Formulaires de non-admission préremplis

Dans une décision du 5 juillet 2017, le Conseil d’Etat donne raison au préfet : «Il ne résulte pas de l’instruction que les étrangers retenus dans les bâtiments préfabriqués récemment édifiés dans les services de la police aux frontières de Menton y seraient maintenus dans des conditions attentatoires à la dignité humaine ; que la construction de ces bâtiments a d’ailleurs été entreprise pour mettre un terme à la situation antérieure, dans laquelle il n’existait pas de solution d’accueil décente en cas d’augmentation subite du nombre des étrangers contrôlés à la frontière ; qu’il n’est pas utilement contesté qu’ils y disposent de sanitaires et se voient proposer des bouteilles d’eau ; que la seule circonstance que certaines commodités soient absentes ou non disponibles en permanence ne caractérise pas par elle-même, au vu des éléments qui ont été débattus devant le juge des référés du Conseil d’Etat, une atteinte grave à une liberté fondamentale.» La réglementation sur les zones d’attente ne s’applique en outre pas, puisqu’il s’agit d’un point de passage routier, dans une frontière intérieure et non extérieure de l’UE.

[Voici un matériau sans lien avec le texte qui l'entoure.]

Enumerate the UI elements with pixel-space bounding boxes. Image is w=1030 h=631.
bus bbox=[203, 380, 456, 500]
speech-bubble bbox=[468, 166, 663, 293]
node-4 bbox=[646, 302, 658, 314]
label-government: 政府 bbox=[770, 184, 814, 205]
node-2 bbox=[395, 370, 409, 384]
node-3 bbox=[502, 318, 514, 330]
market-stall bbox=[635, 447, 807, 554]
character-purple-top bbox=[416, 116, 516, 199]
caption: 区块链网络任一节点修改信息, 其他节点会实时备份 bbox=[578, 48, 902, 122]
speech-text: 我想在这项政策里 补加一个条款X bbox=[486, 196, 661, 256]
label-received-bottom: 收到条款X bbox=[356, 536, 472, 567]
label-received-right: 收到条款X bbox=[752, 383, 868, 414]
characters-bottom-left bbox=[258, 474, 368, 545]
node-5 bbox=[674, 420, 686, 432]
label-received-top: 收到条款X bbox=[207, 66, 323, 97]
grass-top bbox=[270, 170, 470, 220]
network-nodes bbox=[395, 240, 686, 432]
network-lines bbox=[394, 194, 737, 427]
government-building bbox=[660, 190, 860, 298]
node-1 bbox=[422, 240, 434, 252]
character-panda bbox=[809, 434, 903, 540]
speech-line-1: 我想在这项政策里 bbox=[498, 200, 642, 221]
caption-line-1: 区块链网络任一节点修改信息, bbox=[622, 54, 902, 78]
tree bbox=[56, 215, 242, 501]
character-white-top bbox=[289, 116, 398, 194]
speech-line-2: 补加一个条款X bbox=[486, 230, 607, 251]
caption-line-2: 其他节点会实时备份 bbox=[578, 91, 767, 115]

D’ailleurs, aux associations qui expliquent avoir vu des migrants repartir avec des formulaires de non-admission préremplis, ce qui est illégal – pour exercer ses droits et ses éventuels recours, la non-admission doit être motivée – le préfet répond que les policiers ne s’amuseraient pas à préremplir au hasard des formulaires qui, une fois confrontés aux données enregistrées par les Italiens, se révéleraient erronés, d’autant que le doute bénéficierait alors à la personne concernée. Un raisonnement aux allures de bon sens, mais qui ne prouve pas grand-chose face aux allégations d’instances aussi diverses que celles qui se sont alarmées ces derniers mois.

L’intérêt supérieur de l’enfant

Enfin, le traitement des mineurs isolés fait aussi l’objet d’inquiétudes. Dans la loi, si une personne est vraisemblablement mineure, mais que ce n’est pas certain, le doute doit lui bénéficier. L’enfant est alors théoriquement pris en charge par les services départementaux dédiés. «Les contrôleurs ont relevé que des mineurs isolés interpellés sur le territoire ont été réadmis vers l’Italie alors qu’ils ne peuvent en aucun cas faire l’objet d’une mesure d’éloignement», écrivait la CGLPL dans son rapport de visite, pointant que seuls 0,3% des mineurs interpellés à Menton avaient été confiés à la protection de l’enfance.

Pour le préfet des Alpes-Maritimes, ce faible taux s’expliquerait par le fait que le département serait avant tout un point de passage, plus qu’un point d’arrivée pour les migrants. Eric Ciotti, député LR des Alpes-Maritimes, abonde : «La plupart des mineurs accueillis ne restent pas.» Georges-François Leclerc a fourni quelques chiffres pour prouver la bonne volonté des Alpes-Maritimes : en 2017, 517 mineurs isolés avaient été mis à l’abri, alors qu’ils sont plus de 1 000 à l’avoir été depuis le début de l’année 2018. Une accélération due à une décision du tribunal administratif, en février dernier, qui a estimé que le préfet devait faire primer l’intérêt supérieur de l’enfant, et qu’en cas de doute, la personne devait être reconnue mineure. «C’est la preuve indubitable que la loi est respectée dans les Alpes-Maritimes», a affirmé le préfet Georges-François Leclerc.